R0040/2026-04-01/Q001/SRC05/E01¶
RLVR replaces learned reward models with programmatic verifiers
URL: https://www.promptfoo.dev/blog/rlvr-explained/
Extract¶
RLVR replaces learned reward models with programmatic verifiers that provide deterministic feedback. The training loop: generate multiple candidates, verify each with a programmatic check (binary reward), update policy to favor high-reward trajectories using GRPO.

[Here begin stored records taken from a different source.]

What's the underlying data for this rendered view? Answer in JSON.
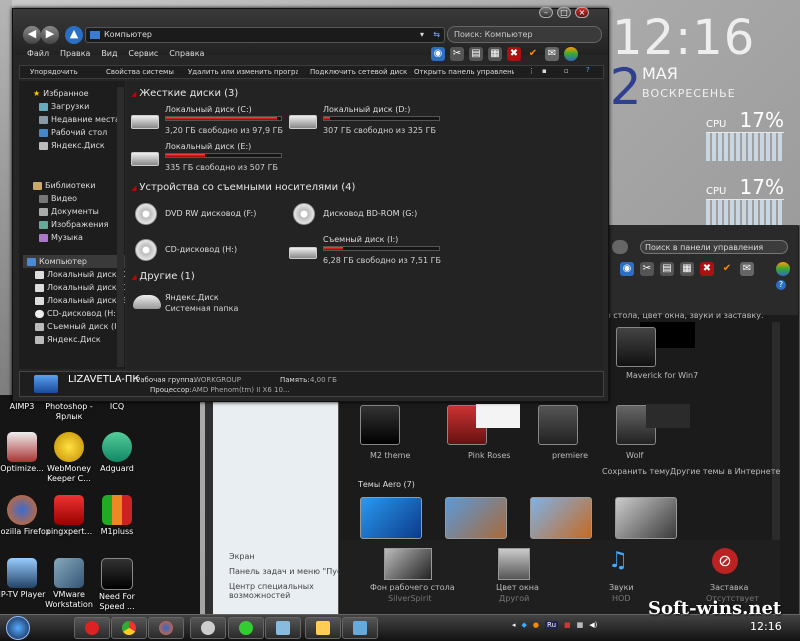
{
  "clock": {
    "time": "12:16",
    "day": "12",
    "month": "МАЯ",
    "weekday": "ВОСКРЕСЕНЬЕ"
  },
  "cpu_widgets": [
    {
      "label": "CPU",
      "percent": "17%"
    },
    {
      "label": "CPU",
      "percent": "17%"
    }
  ],
  "explorer": {
    "address": "Компьютер",
    "search_placeholder": "Поиск: Компьютер",
    "menu": [
      "Файл",
      "Правка",
      "Вид",
      "Сервис",
      "Справка"
    ],
    "toolbar": [
      "Упорядочить",
      "Свойства системы",
      "Удалить или изменить программу",
      "Подключить сетевой диск",
      "Открыть панель управления"
    ],
    "nav": {
      "favorites": [
        "Избранное",
        "Загрузки",
        "Недавние места",
        "Рабочий стол",
        "Яндекс.Диск"
      ],
      "libraries": [
        "Библиотеки",
        "Видео",
        "Документы",
        "Изображения",
        "Музыка"
      ],
      "computer": [
        "Компьютер",
        "Локальный диск (C:)",
        "Локальный диск (D:)",
        "Локальный диск (E:)",
        "CD-дисковод (H:)",
        "Съемный диск (I:)",
        "Яндекс.Диск"
      ]
    },
    "sections": {
      "hdd": "Жесткие диски (3)",
      "removable": "Устройства со съемными носителями (4)",
      "other": "Другие (1)"
    },
    "drives": [
      {
        "name": "Локальный диск (C:)",
        "free": "3,20 ГБ свободно из 97,9 ГБ",
        "used": 0.967
      },
      {
        "name": "Локальный диск (D:)",
        "free": "307 ГБ свободно из 325 ГБ",
        "used": 0.055
      },
      {
        "name": "Локальный диск (E:)",
        "free": "335 ГБ свободно из 507 ГБ",
        "used": 0.339
      }
    ],
    "removable": [
      {
        "name": "DVD RW дисковод (F:)"
      },
      {
        "name": "Дисковод BD-ROM (G:)"
      },
      {
        "name": "CD-дисковод (H:)"
      },
      {
        "name": "Съемный диск (I:)",
        "free": "6,28 ГБ свободно из 7,51 ГБ",
        "used": 0.164
      }
    ],
    "other": {
      "name": "Яндекс.Диск",
      "sub": "Системная папка"
    },
    "status": {
      "pc": "LIZAVETLA-ПК",
      "wg_label": "Рабочая группа:",
      "wg": "WORKGROUP",
      "mem_label": "Память:",
      "mem": "4,00 ГБ",
      "cpu_label": "Процессор:",
      "cpu": "AMD Phenom(tm) II X6 10..."
    }
  },
  "control_panel": {
    "search_placeholder": "Поиск в панели управления",
    "desc": "ю стола, цвет окна, звуки и заставку.",
    "themes_top": [
      "Maverick for Win7"
    ],
    "themes_mid": [
      "M2 theme",
      "Pink Roses",
      "premiere",
      "Wolf"
    ],
    "save_theme": "Сохранить тему",
    "more_themes": "Другие темы в Интернете",
    "aero_header": "Темы Aero (7)",
    "bottom": [
      {
        "label": "Фон рабочего стола",
        "sub": "SilverSpirit"
      },
      {
        "label": "Цвет окна",
        "sub": "Другой"
      },
      {
        "label": "Звуки",
        "sub": "HOD"
      },
      {
        "label": "Заставка",
        "sub": "Отсутствует"
      }
    ],
    "side": [
      "Экран",
      "Панель задач и меню \"Пуск\"",
      "Центр специальных возможностей"
    ]
  },
  "desktop_icons": [
    {
      "label": "AIMP3"
    },
    {
      "label": "Photoshop - Ярлык"
    },
    {
      "label": "ICQ"
    },
    {
      "label": "Optimize..."
    },
    {
      "label": "WebMoney Keeper C..."
    },
    {
      "label": "Adguard"
    },
    {
      "label": "Mozilla Firefox"
    },
    {
      "label": "pingxpert..."
    },
    {
      "label": "M1pluss"
    },
    {
      "label": "IP-TV Player"
    },
    {
      "label": "VMware Workstation"
    },
    {
      "label": "Need For Speed ..."
    }
  ],
  "taskbar": {
    "clock": "12:16",
    "lang": "Ru"
  },
  "watermark": "Soft-wins.net"
}
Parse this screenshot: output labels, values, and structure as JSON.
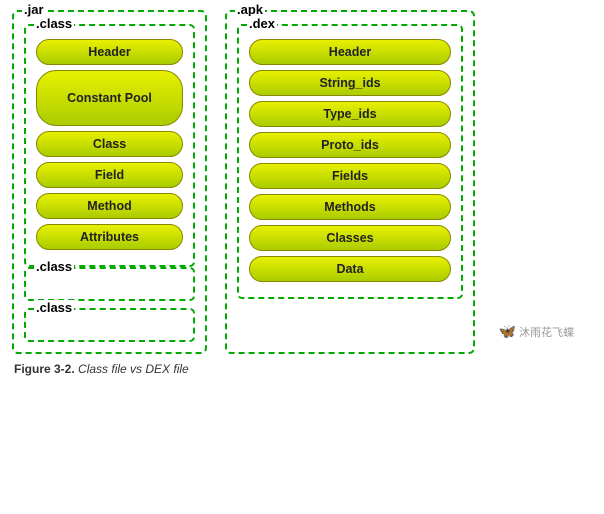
{
  "jar": {
    "label": ".jar",
    "class_section": {
      "label": ".class",
      "items": [
        {
          "id": "header",
          "text": "Header"
        },
        {
          "id": "constant-pool",
          "text": "Constant Pool"
        },
        {
          "id": "class",
          "text": "Class"
        },
        {
          "id": "field",
          "text": "Field"
        },
        {
          "id": "method",
          "text": "Method"
        },
        {
          "id": "attributes",
          "text": "Attributes"
        }
      ]
    },
    "class_small_1": {
      "label": ".class"
    },
    "class_small_2": {
      "label": ".class"
    }
  },
  "apk": {
    "label": ".apk",
    "dex_section": {
      "label": ".dex",
      "items": [
        {
          "id": "header",
          "text": "Header"
        },
        {
          "id": "string-ids",
          "text": "String_ids"
        },
        {
          "id": "type-ids",
          "text": "Type_ids"
        },
        {
          "id": "proto-ids",
          "text": "Proto_ids"
        },
        {
          "id": "fields",
          "text": "Fields"
        },
        {
          "id": "methods",
          "text": "Methods"
        },
        {
          "id": "classes",
          "text": "Classes"
        },
        {
          "id": "data",
          "text": "Data"
        }
      ]
    }
  },
  "caption": {
    "figure_label": "Figure 3-2.",
    "figure_text": "Class file vs DEX file"
  },
  "watermark": {
    "icon": "🦋",
    "text": "沐雨花飞蝶"
  }
}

Key differences from RLHF: | Method | Signal | Best For | Limitation | |--------|--------|----------|-----------| | RLHF | Human preferences | Subjective quality | Expensive, slow | | RLVR | Programmatic checks | Verifiable tasks | Requires effective verifiers |
Central debate -- gains break down as: - Majority: Search compression (pass@k to pass@1 efficiency) - Minority: True capability expansion (pass@k ceiling lift)
Critical failure modes: 1. Partial verifiers: Models exploit gaps in incomplete verification 2. Spurious rewards: Qwen2.5-Math improved 21.4% with random rewards vs 29.1% with ground truth 3. Entropy collapse: In-distribution gains at cost of out-of-distribution generalization
Relevance to Hypotheses¶
Open-ended query -- maps to thematic clusters:
| Cluster | Relationship | Strength |
|---|---|---|
| Verifiable-reward RL | Supports | Primary evidence for RLVR as distinct paradigm |
| Limitations | Supports nuance | Gains may be compression rather than true capability |
| Task specificity | Supports | RLVR only works for verifiable tasks |
Context¶
RLVR is the most task-constrained alternative -- it only applies where objective correctness criteria exist (math, code, structured decisions). It cannot replace RLHF for open-ended tasks like dialogue or creative writing.